For organizations: Design systems assuming internal compromise. Limit privileges ruthlessly. Monitor for anomalies, not just external attacks. Accept that you will be breached; focus on resilience and recovery, not just prevention.

For society: We need hard conversations about trust in digital infrastructure. Can we continue to digitize everything when we can’t verify anything? Should critical systems require verifiable hardware built in trusted foundries? What’s the acceptable risk level for systems that could kill people if compromised?

The Alternative

The alternative to accepting compromise is either:

  1. Denial: Pretend the security products you buy actually make you secure. Live in blissful ignorance until you’re not.
  2. Paranoia: Go completely off-grid. No digital devices. Cash only. Face-to-face communication in random locations. This works, but the life cost is enormous and you’ve essentially left modern society.
  3. Hope: Trust that the good guys are slightly ahead of the bad guys and that attacks won’t happen to you. This is most people’s default position, and honestly, it’s not crazy—most of us aren’t interesting targets.

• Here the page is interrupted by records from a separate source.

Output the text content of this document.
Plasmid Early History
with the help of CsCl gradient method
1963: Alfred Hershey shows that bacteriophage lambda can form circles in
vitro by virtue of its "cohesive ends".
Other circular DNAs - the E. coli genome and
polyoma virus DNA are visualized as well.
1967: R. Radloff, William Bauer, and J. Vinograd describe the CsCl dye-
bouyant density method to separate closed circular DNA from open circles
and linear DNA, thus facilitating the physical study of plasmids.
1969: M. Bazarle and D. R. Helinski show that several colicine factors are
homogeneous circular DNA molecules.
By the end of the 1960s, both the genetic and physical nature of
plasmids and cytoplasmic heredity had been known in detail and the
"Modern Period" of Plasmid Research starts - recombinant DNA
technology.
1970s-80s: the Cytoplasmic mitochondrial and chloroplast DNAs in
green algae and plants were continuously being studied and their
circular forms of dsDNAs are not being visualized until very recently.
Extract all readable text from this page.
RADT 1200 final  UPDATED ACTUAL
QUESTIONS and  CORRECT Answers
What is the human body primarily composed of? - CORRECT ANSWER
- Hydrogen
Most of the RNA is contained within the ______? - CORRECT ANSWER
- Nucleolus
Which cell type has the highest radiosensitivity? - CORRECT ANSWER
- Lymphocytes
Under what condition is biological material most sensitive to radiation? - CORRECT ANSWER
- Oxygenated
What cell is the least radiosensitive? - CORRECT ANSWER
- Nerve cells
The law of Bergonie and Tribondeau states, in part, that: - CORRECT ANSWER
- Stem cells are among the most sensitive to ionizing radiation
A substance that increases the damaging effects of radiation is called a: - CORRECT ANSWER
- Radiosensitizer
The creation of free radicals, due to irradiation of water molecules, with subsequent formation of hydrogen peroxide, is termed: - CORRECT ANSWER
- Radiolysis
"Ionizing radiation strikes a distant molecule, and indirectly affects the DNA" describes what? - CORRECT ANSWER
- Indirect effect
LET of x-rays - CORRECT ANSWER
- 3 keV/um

Conclusion: Nihilism or Realism?

Is accepting that we’re compromised nihilistic defeatism or clear-eyed realism?

I think it’s realism. The security industry has sold us a comforting lie: that with the right products and practices, you can be “secure.” But security isn’t a state you achieve; it’s a process of risk management against specific threats. Perfect security was always impossible, and modern computing complexity has made it even more impossible.

The question isn’t whether you’re compromised—you probably are, somewhere in the stack. The question is: does it matter?

For most people, most of the time, the answer is no. The threat model doesn’t justify the security cost. Yes, advertisers track you. Yes, nation-states might have backdoors in your hardware. Yes, your data might leak in the next breach. But unless you’re a high-value target, no one is analyzing your specific data. You’re compromised, but the compromise is probably boring.

For high-value targets—journalists, activists, executives with trade secrets, people in authoritarian regimes—the calculation is different. They need to assume active adversaries and act accordingly. But even they can’t achieve perfect security, just expensive security that raises the bar.

The rest of us can probably relax. Use reasonable precautions. Don’t be stupid. But stop pretending that the security products you buy are actually making you “secure.”

We’re all compromised. We’re still here. Life goes on.

Maybe that’s the most subversive security insight of all: accepting compromise doesn’t mean giving up. It means focusing on actual threats instead of theoretical ones. It means spending your energy on things that matter instead of security theater that doesn’t.

The age of assumed breach isn’t dystopia. It’s just reality. Time to start acting like it.